2009-01-16 01:29:35 | 医学・病気
研修病院の時、ある女性の主治医になった。その子はかわいかった。父親がいるが、父親と仲が悪く、父親は彼女を、「アバズレ」と呼んでいた。それで、家を飛び出して、男の友達と暮らしていた。しかし、ある時、何が原因だったか忘れたが、わーと叫んで包丁振り廻したため、彼氏が110番通報して、病院に連れられてきたのである。包丁振り回す、というと何だか、穏やかでないように聞こえるが、また私もその場面を見ていないので、実際、どんなだったかはわからないが、その子は大人しく、力も無く、わーと包丁振り回して、クルクル目が回って倒れてしまった、という様子がイメージされる。彼氏も一緒に病院に来た。彼は、「警察に電話したら、誉められるし・・・」などと言っていた。私は違和感を感じた。警察には、やむなく電話するというのが普通の感覚で、自分が誉められたいため警察に電話する、というのもおかしいと思った。まあ、心の中で思っているだけならいいが、はっきり口に出して言う感覚はあきれる。さらに、本当に愛する彼女なら、男なら、すぐに警察に電話しないで、離れて説得するなり、力の無い子なのだから、安全に取り押さえるくらいした方がカッコいいと思うのだが。そもそも警察に電話したら、彼女の名誉に傷がつくから、警察ざたは最終手段とすべきではなかろうか。
はっきり言って、精神科の患者と付き合う人にも変な人がわりと多いのだ。
彼女はすごくかわいい子だった。
それで結局、入院する事になった。
私はその子を、見た時から、「うっ。かわいい。その子の主治医になりたい」と思った。だが、私は自分から申し出るのは出来ない性格である。だが、医長の判断で主治医は私と決まった。
その子は、人がいい、というか、おとなしい、のである。
普通、どんな動物でも敵に襲われた時、自分を守る牙をもっているが、その子には、牙がないのである。それで、以前、役所に勤めていた時、上司にさそわれて、どっかに連れて行かれ、マラをさわらされたり、車を友達に貸してハンドル変な風にされて返された、とかいう事もあった。少しの期間、入院してから、退院した。時々、気の向いた時に病院にきた。その子は、診断としては人格障害である。ビルの屋上に登ったり、
「私ってお荷物なのかなー」
などと言っていた。
ある夏の日、その子が病院に来た。
夏なのでTシャツにジーパンである。22才だが、胸のふくらみがつい気になって視線が行ってしまった。
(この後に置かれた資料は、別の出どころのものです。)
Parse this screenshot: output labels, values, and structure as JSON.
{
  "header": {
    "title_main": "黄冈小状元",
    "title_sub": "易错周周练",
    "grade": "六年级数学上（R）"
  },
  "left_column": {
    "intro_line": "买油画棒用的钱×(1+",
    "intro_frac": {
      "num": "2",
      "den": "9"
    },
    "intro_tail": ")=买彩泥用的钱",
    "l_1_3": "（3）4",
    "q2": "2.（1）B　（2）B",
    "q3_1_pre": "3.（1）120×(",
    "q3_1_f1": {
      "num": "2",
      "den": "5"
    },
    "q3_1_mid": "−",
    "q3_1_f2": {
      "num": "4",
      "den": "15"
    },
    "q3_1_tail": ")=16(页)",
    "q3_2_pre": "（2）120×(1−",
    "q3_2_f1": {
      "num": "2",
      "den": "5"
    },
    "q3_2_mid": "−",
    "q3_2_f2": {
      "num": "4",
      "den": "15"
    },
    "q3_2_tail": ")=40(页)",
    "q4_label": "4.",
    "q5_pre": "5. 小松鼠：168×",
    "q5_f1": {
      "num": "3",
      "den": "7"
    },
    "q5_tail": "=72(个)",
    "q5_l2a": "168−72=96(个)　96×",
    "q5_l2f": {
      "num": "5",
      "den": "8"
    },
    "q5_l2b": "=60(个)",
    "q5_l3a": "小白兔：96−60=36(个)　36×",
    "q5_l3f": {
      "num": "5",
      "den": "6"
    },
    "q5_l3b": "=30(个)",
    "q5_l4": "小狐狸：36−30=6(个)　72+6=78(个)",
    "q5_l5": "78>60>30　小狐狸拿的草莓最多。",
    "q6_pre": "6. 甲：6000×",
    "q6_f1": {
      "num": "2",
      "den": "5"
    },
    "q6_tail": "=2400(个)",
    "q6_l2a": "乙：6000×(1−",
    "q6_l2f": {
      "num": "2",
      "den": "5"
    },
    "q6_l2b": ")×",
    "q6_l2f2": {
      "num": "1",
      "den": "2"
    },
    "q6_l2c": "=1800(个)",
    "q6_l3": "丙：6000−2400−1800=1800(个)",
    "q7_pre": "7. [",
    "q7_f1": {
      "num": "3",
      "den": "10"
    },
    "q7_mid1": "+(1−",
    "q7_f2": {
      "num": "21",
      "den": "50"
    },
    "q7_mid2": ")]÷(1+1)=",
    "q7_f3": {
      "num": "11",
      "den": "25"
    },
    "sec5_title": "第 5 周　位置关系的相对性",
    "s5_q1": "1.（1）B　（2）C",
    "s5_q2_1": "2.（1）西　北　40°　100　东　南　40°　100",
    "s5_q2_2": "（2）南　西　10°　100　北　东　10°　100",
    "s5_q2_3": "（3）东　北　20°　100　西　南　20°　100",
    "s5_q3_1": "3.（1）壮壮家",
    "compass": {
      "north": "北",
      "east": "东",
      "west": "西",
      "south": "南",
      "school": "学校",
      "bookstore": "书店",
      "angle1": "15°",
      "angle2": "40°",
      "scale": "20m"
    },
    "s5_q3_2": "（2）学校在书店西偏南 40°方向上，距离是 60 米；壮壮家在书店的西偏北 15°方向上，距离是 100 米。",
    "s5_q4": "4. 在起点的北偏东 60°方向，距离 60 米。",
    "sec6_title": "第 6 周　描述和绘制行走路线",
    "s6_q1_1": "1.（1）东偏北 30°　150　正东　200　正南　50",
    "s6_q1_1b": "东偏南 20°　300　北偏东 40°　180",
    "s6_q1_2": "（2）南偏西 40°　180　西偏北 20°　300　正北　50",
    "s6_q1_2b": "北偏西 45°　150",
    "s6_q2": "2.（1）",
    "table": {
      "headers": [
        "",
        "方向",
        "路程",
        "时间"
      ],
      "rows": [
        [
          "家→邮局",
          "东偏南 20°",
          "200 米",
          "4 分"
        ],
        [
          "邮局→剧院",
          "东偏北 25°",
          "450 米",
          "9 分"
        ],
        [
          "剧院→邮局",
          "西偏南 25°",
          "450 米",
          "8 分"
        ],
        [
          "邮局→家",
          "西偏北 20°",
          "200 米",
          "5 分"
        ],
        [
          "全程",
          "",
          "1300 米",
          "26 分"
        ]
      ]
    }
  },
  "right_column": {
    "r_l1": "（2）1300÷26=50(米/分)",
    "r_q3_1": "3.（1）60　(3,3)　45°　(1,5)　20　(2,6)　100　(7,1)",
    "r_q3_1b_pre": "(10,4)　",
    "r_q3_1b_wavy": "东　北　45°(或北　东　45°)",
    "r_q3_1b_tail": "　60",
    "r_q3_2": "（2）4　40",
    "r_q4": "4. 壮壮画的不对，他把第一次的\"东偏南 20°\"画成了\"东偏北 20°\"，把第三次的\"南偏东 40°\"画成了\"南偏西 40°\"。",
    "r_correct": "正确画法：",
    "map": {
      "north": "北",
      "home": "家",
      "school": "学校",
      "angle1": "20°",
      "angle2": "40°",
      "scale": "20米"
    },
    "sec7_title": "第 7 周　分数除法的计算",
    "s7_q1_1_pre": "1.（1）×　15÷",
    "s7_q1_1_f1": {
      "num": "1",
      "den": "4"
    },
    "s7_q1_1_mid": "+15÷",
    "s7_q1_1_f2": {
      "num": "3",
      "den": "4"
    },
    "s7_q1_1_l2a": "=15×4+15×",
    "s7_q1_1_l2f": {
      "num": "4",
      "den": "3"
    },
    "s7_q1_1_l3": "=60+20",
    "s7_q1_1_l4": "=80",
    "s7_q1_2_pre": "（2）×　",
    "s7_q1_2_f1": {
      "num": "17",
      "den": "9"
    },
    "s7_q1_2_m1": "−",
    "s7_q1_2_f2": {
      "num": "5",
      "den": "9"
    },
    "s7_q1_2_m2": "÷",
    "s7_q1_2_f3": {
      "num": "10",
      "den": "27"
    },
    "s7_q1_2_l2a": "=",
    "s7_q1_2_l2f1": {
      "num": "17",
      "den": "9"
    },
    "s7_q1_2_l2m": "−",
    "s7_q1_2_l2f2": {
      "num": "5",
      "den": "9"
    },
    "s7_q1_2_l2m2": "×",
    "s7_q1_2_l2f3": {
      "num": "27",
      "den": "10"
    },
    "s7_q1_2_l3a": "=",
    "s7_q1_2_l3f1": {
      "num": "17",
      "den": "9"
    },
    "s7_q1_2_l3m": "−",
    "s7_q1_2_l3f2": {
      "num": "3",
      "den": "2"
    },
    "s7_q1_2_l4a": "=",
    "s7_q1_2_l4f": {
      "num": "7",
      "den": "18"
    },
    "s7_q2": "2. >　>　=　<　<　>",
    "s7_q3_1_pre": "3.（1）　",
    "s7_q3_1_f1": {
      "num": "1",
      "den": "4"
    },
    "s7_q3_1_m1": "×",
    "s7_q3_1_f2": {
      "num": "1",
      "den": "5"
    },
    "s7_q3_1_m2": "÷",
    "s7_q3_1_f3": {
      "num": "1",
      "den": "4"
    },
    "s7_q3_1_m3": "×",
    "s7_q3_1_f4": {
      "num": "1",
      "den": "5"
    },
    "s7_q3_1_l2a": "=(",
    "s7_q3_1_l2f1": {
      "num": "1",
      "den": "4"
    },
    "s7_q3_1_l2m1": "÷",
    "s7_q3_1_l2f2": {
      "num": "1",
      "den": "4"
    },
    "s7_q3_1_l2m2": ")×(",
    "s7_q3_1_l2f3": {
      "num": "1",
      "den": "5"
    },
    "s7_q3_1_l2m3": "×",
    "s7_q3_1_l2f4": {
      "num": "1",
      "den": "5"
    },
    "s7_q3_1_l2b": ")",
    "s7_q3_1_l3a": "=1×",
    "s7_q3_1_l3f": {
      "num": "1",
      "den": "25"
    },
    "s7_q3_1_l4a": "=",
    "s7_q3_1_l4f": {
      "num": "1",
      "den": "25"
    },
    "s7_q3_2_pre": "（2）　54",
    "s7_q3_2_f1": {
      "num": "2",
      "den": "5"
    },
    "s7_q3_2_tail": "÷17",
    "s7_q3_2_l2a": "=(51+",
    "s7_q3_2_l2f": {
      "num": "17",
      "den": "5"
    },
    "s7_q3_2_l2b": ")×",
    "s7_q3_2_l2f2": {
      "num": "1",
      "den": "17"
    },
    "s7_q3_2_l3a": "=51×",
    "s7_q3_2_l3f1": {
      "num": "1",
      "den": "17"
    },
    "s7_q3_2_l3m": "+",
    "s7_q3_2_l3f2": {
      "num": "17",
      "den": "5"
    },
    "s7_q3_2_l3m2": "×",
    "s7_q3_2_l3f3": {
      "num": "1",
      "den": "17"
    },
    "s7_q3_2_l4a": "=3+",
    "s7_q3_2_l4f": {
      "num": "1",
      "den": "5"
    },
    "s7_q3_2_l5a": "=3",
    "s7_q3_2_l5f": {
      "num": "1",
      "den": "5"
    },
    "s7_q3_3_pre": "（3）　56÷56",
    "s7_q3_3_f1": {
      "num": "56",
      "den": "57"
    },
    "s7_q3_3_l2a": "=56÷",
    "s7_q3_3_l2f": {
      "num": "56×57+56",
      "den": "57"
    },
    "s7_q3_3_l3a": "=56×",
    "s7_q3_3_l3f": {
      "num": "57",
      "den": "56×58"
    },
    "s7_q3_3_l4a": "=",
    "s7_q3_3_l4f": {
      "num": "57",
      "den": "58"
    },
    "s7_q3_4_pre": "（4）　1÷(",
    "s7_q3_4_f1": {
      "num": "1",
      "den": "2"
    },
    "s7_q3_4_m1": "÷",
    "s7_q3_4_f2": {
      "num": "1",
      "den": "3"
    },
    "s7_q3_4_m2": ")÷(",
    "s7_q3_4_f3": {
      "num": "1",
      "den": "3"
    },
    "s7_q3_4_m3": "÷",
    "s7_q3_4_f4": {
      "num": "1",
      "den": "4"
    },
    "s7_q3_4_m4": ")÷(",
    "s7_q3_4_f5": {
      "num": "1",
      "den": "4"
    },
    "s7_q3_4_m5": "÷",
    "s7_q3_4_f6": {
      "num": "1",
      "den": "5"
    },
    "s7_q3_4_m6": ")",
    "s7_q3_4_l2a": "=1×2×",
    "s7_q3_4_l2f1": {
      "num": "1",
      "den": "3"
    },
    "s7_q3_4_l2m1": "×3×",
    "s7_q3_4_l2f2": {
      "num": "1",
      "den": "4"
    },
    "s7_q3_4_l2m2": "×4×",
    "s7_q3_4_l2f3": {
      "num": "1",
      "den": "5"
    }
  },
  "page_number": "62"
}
その子もそれに気づいて恥ずかしそうにしていた。
あまり私は、そういう事は言わない主義だが、その子があまりにも弱く、人につけこまれても泣き寝入りしてしまう性格なので、色々話した後、憎しみやら、憐憫の情やらがつのってきて私は自分の感情を抑えることが出来なかった。
「あなた絶対、死なせませんから」
私は身を乗り出して、眉を寄せてその子を睨みつけて言っていた。